NARRATOR:
In this pensive self-portrait, Andy Warhol’s easily-recognizable face is linked to his equally identifiable painting style. His photographic image was silk-screened in contrasting colors on top of a hand-painted apple green background.
JANET BISHOP:
He’s used a four-color silkscreen process. On the left hand side of the piece, it’s very sort of drippy and undefined and almost takes on a kind of camouflage effect, which was something that he would continue to work with in subsequent paintings.
NARRATOR:
Curator, Janet Bishop.
BISHOP:
I like the way that he’s emerging from something that’s very mysterious on the left hand side, the part of his face on the right side of the canvas comes across very clearly in red and blue.

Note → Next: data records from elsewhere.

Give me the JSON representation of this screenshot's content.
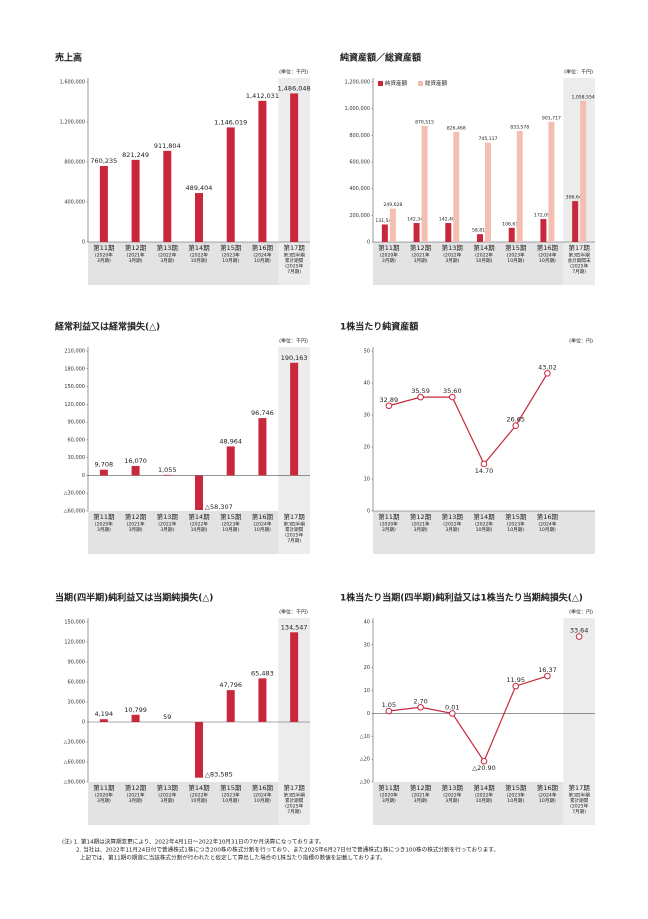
{
  "chart_data": [
    {
      "type": "bar",
      "title": "売上高",
      "unit": "(単位：千円)",
      "color": "#c8283c",
      "shade_last": true,
      "categories": [
        "第11期",
        "第12期",
        "第13期",
        "第14期",
        "第15期",
        "第16期",
        "第17期"
      ],
      "category_notes": [
        [
          "(2020年",
          "3月期)"
        ],
        [
          "(2021年",
          "3月期)"
        ],
        [
          "(2022年",
          "3月期)"
        ],
        [
          "(2022年",
          "10月期)"
        ],
        [
          "(2023年",
          "10月期)"
        ],
        [
          "(2024年",
          "10月期)"
        ],
        [
          "第3四半期",
          "累計期間",
          "(2025年",
          "7月期)"
        ]
      ],
      "values": [
        760235,
        821249,
        911804,
        489404,
        1146019,
        1412031,
        1486048
      ],
      "value_labels": [
        "760,235",
        "821,249",
        "911,804",
        "489,404",
        "1,146,019",
        "1,412,031",
        "1,486,048"
      ],
      "ylim": [
        0,
        1600000
      ],
      "yticks": [
        0,
        {
          "value": 400000,
          "label": "400,000"
        },
        {
          "value": 800000,
          "label": "800,000"
        },
        {
          "value": 1200000,
          "label": "1,200,000"
        },
        {
          "value": 1600000,
          "label": "1,600,000"
        }
      ]
    },
    {
      "type": "grouped_bar",
      "title": "純資産額／総資産額",
      "unit": "(単位：千円)",
      "shade_last": true,
      "categories": [
        "第11期",
        "第12期",
        "第13期",
        "第14期",
        "第15期",
        "第16期",
        "第17期"
      ],
      "category_notes": [
        [
          "(2020年",
          "3月期)"
        ],
        [
          "(2021年",
          "3月期)"
        ],
        [
          "(2022年",
          "3月期)"
        ],
        [
          "(2022年",
          "10月期)"
        ],
        [
          "(2023年",
          "10月期)"
        ],
        [
          "(2024年",
          "10月期)"
        ],
        [
          "第3四半期",
          "会計期間末",
          "(2025年",
          "7月期)"
        ]
      ],
      "series": [
        {
          "name": "純資産額",
          "color": "#c8283c",
          "values": [
            131544,
            142343,
            142402,
            58817,
            106614,
            172097,
            306645
          ],
          "value_labels": [
            "131,544",
            "142,343",
            "142,402",
            "58,817",
            "106,614",
            "172,097",
            "306,645"
          ]
        },
        {
          "name": "総資産額",
          "color": "#f4bfb0",
          "values": [
            249628,
            870515,
            826468,
            745117,
            833578,
            901717,
            1058554
          ],
          "value_labels": [
            "249,628",
            "870,515",
            "826,468",
            "745,117",
            "833,578",
            "901,717",
            "1,058,554"
          ]
        }
      ],
      "ylim": [
        0,
        1200000
      ],
      "yticks": [
        0,
        {
          "value": 200000,
          "label": "200,000"
        },
        {
          "value": 400000,
          "label": "400,000"
        },
        {
          "value": 600000,
          "label": "600,000"
        },
        {
          "value": 800000,
          "label": "800,000"
        },
        {
          "value": 1000000,
          "label": "1,000,000"
        },
        {
          "value": 1200000,
          "label": "1,200,000"
        }
      ]
    },
    {
      "type": "bar",
      "title": "経常利益又は経常損失(△)",
      "unit": "(単位：千円)",
      "color": "#c8283c",
      "shade_last": true,
      "categories": [
        "第11期",
        "第12期",
        "第13期",
        "第14期",
        "第15期",
        "第16期",
        "第17期"
      ],
      "category_notes": [
        [
          "(2020年",
          "3月期)"
        ],
        [
          "(2021年",
          "3月期)"
        ],
        [
          "(2022年",
          "3月期)"
        ],
        [
          "(2022年",
          "10月期)"
        ],
        [
          "(2023年",
          "10月期)"
        ],
        [
          "(2024年",
          "10月期)"
        ],
        [
          "第3四半期",
          "累計期間",
          "(2025年",
          "7月期)"
        ]
      ],
      "values": [
        9708,
        16070,
        1055,
        -58307,
        48964,
        96746,
        190163
      ],
      "value_labels": [
        "9,708",
        "16,070",
        "1,055",
        "△58,307",
        "48,964",
        "96,746",
        "190,163"
      ],
      "ylim": [
        -60000,
        210000
      ],
      "yticks": [
        {
          "value": -60000,
          "label": "△60,000"
        },
        {
          "value": -30000,
          "label": "△30,000"
        },
        0,
        {
          "value": 30000,
          "label": "30,000"
        },
        {
          "value": 60000,
          "label": "60,000"
        },
        {
          "value": 90000,
          "label": "90,000"
        },
        {
          "value": 120000,
          "label": "120,000"
        },
        {
          "value": 150000,
          "label": "150,000"
        },
        {
          "value": 180000,
          "label": "180,000"
        },
        {
          "value": 210000,
          "label": "210,000"
        }
      ]
    },
    {
      "type": "line",
      "title": "1株当たり純資産額",
      "unit": "(単位：円)",
      "color": "#c8283c",
      "shade_last": false,
      "categories": [
        "第11期",
        "第12期",
        "第13期",
        "第14期",
        "第15期",
        "第16期"
      ],
      "category_notes": [
        [
          "(2020年",
          "3月期)"
        ],
        [
          "(2021年",
          "3月期)"
        ],
        [
          "(2022年",
          "3月期)"
        ],
        [
          "(2022年",
          "10月期)"
        ],
        [
          "(2023年",
          "10月期)"
        ],
        [
          "(2024年",
          "10月期)"
        ]
      ],
      "values": [
        32.89,
        35.59,
        35.6,
        14.7,
        26.65,
        43.02
      ],
      "value_labels": [
        "32.89",
        "35.59",
        "35.60",
        "14.70",
        "26.65",
        "43.02"
      ],
      "ylim": [
        0,
        50
      ],
      "yticks": [
        0,
        10,
        20,
        30,
        40,
        50
      ]
    },
    {
      "type": "bar",
      "title": "当期(四半期)純利益又は当期純損失(△)",
      "unit": "(単位：千円)",
      "color": "#c8283c",
      "shade_last": true,
      "categories": [
        "第11期",
        "第12期",
        "第13期",
        "第14期",
        "第15期",
        "第16期",
        "第17期"
      ],
      "category_notes": [
        [
          "(2020年",
          "3月期)"
        ],
        [
          "(2021年",
          "3月期)"
        ],
        [
          "(2022年",
          "3月期)"
        ],
        [
          "(2022年",
          "10月期)"
        ],
        [
          "(2023年",
          "10月期)"
        ],
        [
          "(2024年",
          "10月期)"
        ],
        [
          "第3四半期",
          "累計期間",
          "(2025年",
          "7月期)"
        ]
      ],
      "values": [
        4194,
        10799,
        59,
        -83585,
        47796,
        65483,
        134547
      ],
      "value_labels": [
        "4,194",
        "10,799",
        "59",
        "△83,585",
        "47,796",
        "65,483",
        "134,547"
      ],
      "ylim": [
        -90000,
        150000
      ],
      "yticks": [
        {
          "value": -90000,
          "label": "△90,000"
        },
        {
          "value": -60000,
          "label": "△60,000"
        },
        {
          "value": -30000,
          "label": "△30,000"
        },
        0,
        {
          "value": 30000,
          "label": "30,000"
        },
        {
          "value": 60000,
          "label": "60,000"
        },
        {
          "value": 90000,
          "label": "90,000"
        },
        {
          "value": 120000,
          "label": "120,000"
        },
        {
          "value": 150000,
          "label": "150,000"
        }
      ]
    },
    {
      "type": "line",
      "title": "1株当たり当期(四半期)純利益又は1株当たり当期純損失(△)",
      "unit": "(単位：円)",
      "color": "#c8283c",
      "shade_last": true,
      "categories": [
        "第11期",
        "第12期",
        "第13期",
        "第14期",
        "第15期",
        "第16期",
        "第17期"
      ],
      "category_notes": [
        [
          "(2020年",
          "3月期)"
        ],
        [
          "(2021年",
          "3月期)"
        ],
        [
          "(2022年",
          "3月期)"
        ],
        [
          "(2022年",
          "10月期)"
        ],
        [
          "(2023年",
          "10月期)"
        ],
        [
          "(2024年",
          "10月期)"
        ],
        [
          "第3四半期",
          "累計期間",
          "(2025年",
          "7月期)"
        ]
      ],
      "values": [
        1.05,
        2.7,
        0.01,
        -20.9,
        11.95,
        16.37,
        null
      ],
      "value_labels": [
        "1.05",
        "2.70",
        "0.01",
        "△20.90",
        "11.95",
        "16.37",
        null
      ],
      "extra_values": [
        null,
        null,
        null,
        null,
        null,
        null,
        33.64
      ],
      "extra_value_labels": [
        null,
        null,
        null,
        null,
        null,
        null,
        "33.64"
      ],
      "ylim": [
        -30,
        40
      ],
      "yticks": [
        {
          "value": -30,
          "label": "△30"
        },
        {
          "value": -20,
          "label": "△20"
        },
        {
          "value": -10,
          "label": "△10"
        },
        0,
        10,
        20,
        30,
        40
      ]
    }
  ],
  "notes": [
    "(注) 1. 第14期は決算期変更により、2022年4月1日～2022年10月31日の7か月決算になっております。",
    "2. 当社は、2022年11月24日付で普通株式1株につき200株の株式分割を行っており、また2025年6月27日付で普通株式1株につき100株の株式分割を行っております。",
    "上記では、第11期の期首に当該株式分割が行われたと仮定して算出した場合の1株当たり指標の数値を記載しております。"
  ]
}
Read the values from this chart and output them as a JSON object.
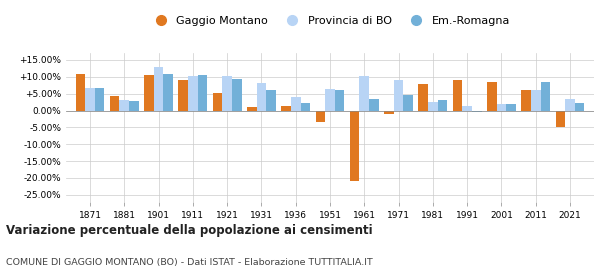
{
  "years": [
    1871,
    1881,
    1901,
    1911,
    1921,
    1931,
    1936,
    1951,
    1961,
    1971,
    1981,
    1991,
    2001,
    2011,
    2021
  ],
  "gaggio": [
    10.7,
    4.3,
    10.6,
    9.0,
    5.3,
    1.0,
    1.2,
    -3.5,
    -21.0,
    -1.0,
    7.8,
    9.2,
    8.6,
    6.2,
    -5.0
  ],
  "provincia": [
    6.8,
    3.1,
    12.8,
    10.2,
    10.2,
    8.3,
    3.9,
    6.5,
    10.3,
    9.0,
    2.6,
    1.3,
    1.8,
    6.0,
    3.3
  ],
  "emromagna": [
    6.8,
    2.7,
    10.8,
    10.4,
    9.4,
    6.1,
    2.2,
    6.1,
    3.5,
    4.6,
    3.1,
    -0.3,
    1.8,
    8.4,
    2.2
  ],
  "color_gaggio": "#E07820",
  "color_provincia": "#b8d4f5",
  "color_emromagna": "#72b0d8",
  "title": "Variazione percentuale della popolazione ai censimenti",
  "subtitle": "COMUNE DI GAGGIO MONTANO (BO) - Dati ISTAT - Elaborazione TUTTITALIA.IT",
  "ylim": [
    -27,
    17
  ],
  "yticks": [
    -25,
    -20,
    -15,
    -10,
    -5,
    0,
    5,
    10,
    15
  ],
  "ytick_labels": [
    "-25.00%",
    "-20.00%",
    "-15.00%",
    "-10.00%",
    "-5.00%",
    "0.00%",
    "+5.00%",
    "+10.00%",
    "+15.00%"
  ],
  "legend_labels": [
    "Gaggio Montano",
    "Provincia di BO",
    "Em.-Romagna"
  ],
  "bar_width": 0.28,
  "background_color": "#ffffff",
  "grid_color": "#cccccc"
}
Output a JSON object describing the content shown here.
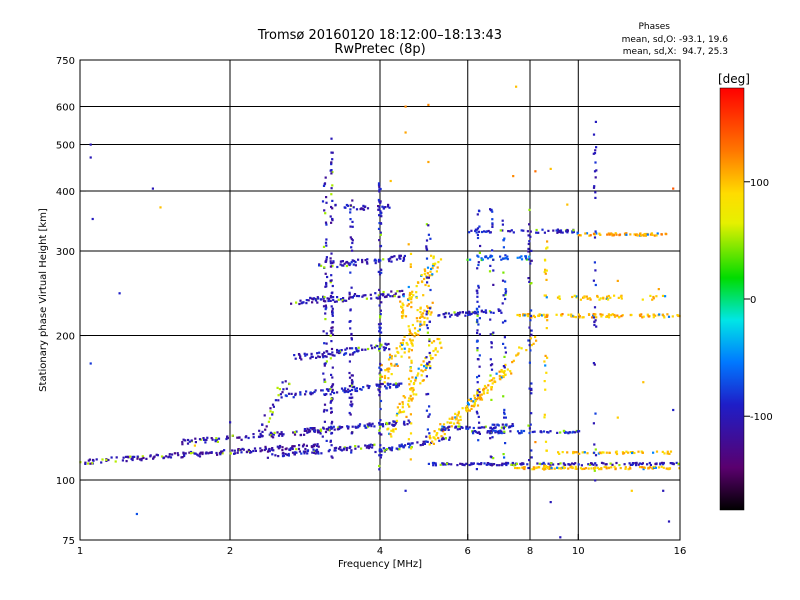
{
  "chart_data": {
    "type": "scatter",
    "title": "Tromsø 20160120 18:12:00–18:13:43",
    "subtitle": "RwPretec (8p)",
    "xlabel": "Frequency [MHz]",
    "ylabel": "Stationary phase Virtual Height [km]",
    "x_scale": "log",
    "y_scale": "log",
    "xlim": [
      1,
      16
    ],
    "ylim": [
      75,
      750
    ],
    "x_ticks": [
      1,
      2,
      4,
      6,
      8,
      10,
      16
    ],
    "x_tick_labels": [
      "1",
      "2",
      "4",
      "6",
      "8",
      "10",
      "16"
    ],
    "y_ticks": [
      75,
      100,
      200,
      300,
      400,
      500,
      600,
      750
    ],
    "y_tick_labels": [
      "75",
      "100",
      "200",
      "300",
      "400",
      "500",
      "600",
      "750"
    ],
    "grid": true,
    "stats": {
      "header": "Phases",
      "line1": "mean, sd,O: -93.1, 19.6",
      "line2": "mean, sd,X:  94.7, 25.3"
    },
    "colorbar": {
      "label": "[deg]",
      "range": [
        -180,
        180
      ],
      "ticks": [
        100,
        0,
        -100
      ],
      "tick_labels": [
        "100",
        "0",
        "-100"
      ],
      "colormap": "rainbow (black → purple → blue → cyan → green → yellow → orange → red)"
    },
    "traces": [
      {
        "f0": 1.0,
        "f1": 3.0,
        "h0": 109,
        "h1": 118,
        "phase": -110,
        "n": 170,
        "jit": 0.012
      },
      {
        "f0": 1.6,
        "f1": 3.2,
        "h0": 120,
        "h1": 127,
        "phase": -105,
        "n": 90,
        "jit": 0.012
      },
      {
        "f0": 2.4,
        "f1": 3.9,
        "h0": 112,
        "h1": 118,
        "phase": -100,
        "n": 70,
        "jit": 0.01
      },
      {
        "f0": 2.8,
        "f1": 4.6,
        "h0": 127,
        "h1": 132,
        "phase": -100,
        "n": 80,
        "jit": 0.01
      },
      {
        "f0": 2.6,
        "f1": 4.4,
        "h0": 150,
        "h1": 158,
        "phase": -95,
        "n": 80,
        "jit": 0.012
      },
      {
        "f0": 2.7,
        "f1": 4.2,
        "h0": 180,
        "h1": 190,
        "phase": -100,
        "n": 70,
        "jit": 0.015
      },
      {
        "f0": 2.6,
        "f1": 4.5,
        "h0": 235,
        "h1": 245,
        "phase": -105,
        "n": 90,
        "jit": 0.015
      },
      {
        "f0": 3.0,
        "f1": 4.5,
        "h0": 280,
        "h1": 290,
        "phase": -100,
        "n": 60,
        "jit": 0.015
      },
      {
        "f0": 3.2,
        "f1": 4.2,
        "h0": 370,
        "h1": 370,
        "phase": -105,
        "n": 30,
        "jit": 0.012
      },
      {
        "f0": 3.9,
        "f1": 5.5,
        "h0": 115,
        "h1": 122,
        "phase": -95,
        "n": 60,
        "jit": 0.01
      },
      {
        "f0": 4.2,
        "f1": 5.3,
        "h0": 125,
        "h1": 200,
        "phase": 95,
        "n": 80,
        "jit": 0.025
      },
      {
        "f0": 4.0,
        "f1": 5.0,
        "h0": 160,
        "h1": 230,
        "phase": 100,
        "n": 90,
        "jit": 0.03
      },
      {
        "f0": 4.4,
        "f1": 5.2,
        "h0": 220,
        "h1": 290,
        "phase": 95,
        "n": 60,
        "jit": 0.03
      },
      {
        "f0": 5.0,
        "f1": 7.2,
        "h0": 120,
        "h1": 170,
        "phase": 100,
        "n": 90,
        "jit": 0.02
      },
      {
        "f0": 5.6,
        "f1": 8.2,
        "h0": 130,
        "h1": 200,
        "phase": 95,
        "n": 50,
        "jit": 0.025
      },
      {
        "f0": 5.3,
        "f1": 7.5,
        "h0": 128,
        "h1": 130,
        "phase": -95,
        "n": 50,
        "jit": 0.008
      },
      {
        "f0": 5.0,
        "f1": 16.0,
        "h0": 108,
        "h1": 108,
        "phase": -100,
        "n": 150,
        "jit": 0.006
      },
      {
        "f0": 7.4,
        "f1": 16.0,
        "h0": 106,
        "h1": 106,
        "phase": 100,
        "n": 100,
        "jit": 0.006
      },
      {
        "f0": 9.0,
        "f1": 15.5,
        "h0": 114,
        "h1": 114,
        "phase": 100,
        "n": 50,
        "jit": 0.006
      },
      {
        "f0": 6.0,
        "f1": 10.0,
        "h0": 126,
        "h1": 126,
        "phase": -90,
        "n": 60,
        "jit": 0.006
      },
      {
        "f0": 5.2,
        "f1": 7.0,
        "h0": 220,
        "h1": 225,
        "phase": -100,
        "n": 50,
        "jit": 0.01
      },
      {
        "f0": 7.6,
        "f1": 16.0,
        "h0": 220,
        "h1": 220,
        "phase": 105,
        "n": 100,
        "jit": 0.008
      },
      {
        "f0": 9.0,
        "f1": 15.0,
        "h0": 240,
        "h1": 240,
        "phase": 95,
        "n": 40,
        "jit": 0.01
      },
      {
        "f0": 6.0,
        "f1": 10.0,
        "h0": 330,
        "h1": 330,
        "phase": -95,
        "n": 50,
        "jit": 0.008
      },
      {
        "f0": 10.0,
        "f1": 15.5,
        "h0": 325,
        "h1": 325,
        "phase": 110,
        "n": 60,
        "jit": 0.006
      },
      {
        "f0": 6.0,
        "f1": 8.0,
        "h0": 290,
        "h1": 290,
        "phase": -60,
        "n": 30,
        "jit": 0.01
      },
      {
        "f0": 3.2,
        "f1": 3.2,
        "h0": 110,
        "h1": 520,
        "phase": -105,
        "n": 90,
        "jit": 0.006
      },
      {
        "f0": 3.1,
        "f1": 3.1,
        "h0": 120,
        "h1": 430,
        "phase": -100,
        "n": 60,
        "jit": 0.01
      },
      {
        "f0": 3.5,
        "f1": 3.5,
        "h0": 110,
        "h1": 380,
        "phase": -100,
        "n": 60,
        "jit": 0.008
      },
      {
        "f0": 4.0,
        "f1": 4.0,
        "h0": 105,
        "h1": 430,
        "phase": -95,
        "n": 80,
        "jit": 0.006
      },
      {
        "f0": 4.6,
        "f1": 4.6,
        "h0": 110,
        "h1": 330,
        "phase": 95,
        "n": 40,
        "jit": 0.008
      },
      {
        "f0": 5.0,
        "f1": 5.0,
        "h0": 120,
        "h1": 350,
        "phase": -95,
        "n": 40,
        "jit": 0.01
      },
      {
        "f0": 6.3,
        "f1": 6.3,
        "h0": 105,
        "h1": 380,
        "phase": -90,
        "n": 60,
        "jit": 0.008
      },
      {
        "f0": 6.7,
        "f1": 6.7,
        "h0": 110,
        "h1": 370,
        "phase": -95,
        "n": 40,
        "jit": 0.008
      },
      {
        "f0": 7.1,
        "f1": 7.1,
        "h0": 110,
        "h1": 360,
        "phase": -85,
        "n": 40,
        "jit": 0.008
      },
      {
        "f0": 8.0,
        "f1": 8.0,
        "h0": 105,
        "h1": 380,
        "phase": -95,
        "n": 40,
        "jit": 0.008
      },
      {
        "f0": 8.6,
        "f1": 8.6,
        "h0": 105,
        "h1": 330,
        "phase": 95,
        "n": 30,
        "jit": 0.008
      },
      {
        "f0": 10.8,
        "f1": 10.8,
        "h0": 95,
        "h1": 580,
        "phase": -95,
        "n": 35,
        "jit": 0.006
      },
      {
        "f0": 2.3,
        "f1": 2.6,
        "h0": 125,
        "h1": 160,
        "phase": -110,
        "n": 30,
        "jit": 0.02
      }
    ],
    "scattered_points": [
      [
        1.05,
        470,
        -100
      ],
      [
        1.06,
        350,
        -95
      ],
      [
        1.2,
        245,
        -90
      ],
      [
        1.05,
        175,
        -80
      ],
      [
        1.4,
        405,
        -100
      ],
      [
        1.45,
        370,
        100
      ],
      [
        1.3,
        85,
        -70
      ],
      [
        1.05,
        500,
        -100
      ],
      [
        4.5,
        600,
        120
      ],
      [
        4.5,
        530,
        110
      ],
      [
        5.0,
        605,
        120
      ],
      [
        7.5,
        660,
        100
      ],
      [
        5.0,
        460,
        110
      ],
      [
        4.2,
        420,
        100
      ],
      [
        10.8,
        480,
        -95
      ],
      [
        15.5,
        405,
        140
      ],
      [
        4.5,
        95,
        -90
      ],
      [
        8.8,
        90,
        -100
      ],
      [
        12.8,
        95,
        95
      ],
      [
        14.8,
        95,
        -100
      ],
      [
        15.2,
        82,
        -100
      ],
      [
        9.2,
        76,
        -100
      ],
      [
        7.4,
        430,
        120
      ],
      [
        8.2,
        440,
        130
      ],
      [
        8.8,
        445,
        100
      ],
      [
        10.8,
        440,
        -100
      ],
      [
        9.5,
        375,
        100
      ],
      [
        12.0,
        260,
        110
      ],
      [
        1.9,
        122,
        -90
      ],
      [
        1.7,
        118,
        95
      ],
      [
        2.0,
        132,
        -100
      ],
      [
        14.5,
        250,
        110
      ],
      [
        13.5,
        160,
        100
      ],
      [
        15.5,
        140,
        -90
      ],
      [
        12.0,
        135,
        95
      ],
      [
        8.2,
        120,
        120
      ]
    ]
  }
}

This painting is part of a series of self-portraits based on a photograph of himself Warhol made for the 1967 Expo in Montreal. It came after his portrait paintings of celebrities like Elvis Presley, It came after his celebrity portraits of Elvis Presley, Elizabeth Taylor, and Jackie Onassis, that were based on images from newspapers and magazines. But he treats his own image very differently from theirs.
Because of the way he holds his hand in front of his face in a very contemplative manner, he really appears to be looking out from the canvas. He’s not being observed, sort of caught off guard, in the way that many of the celebrities that he treated have been. But Warhol, in this particular piece, is obviously very aware of the camera.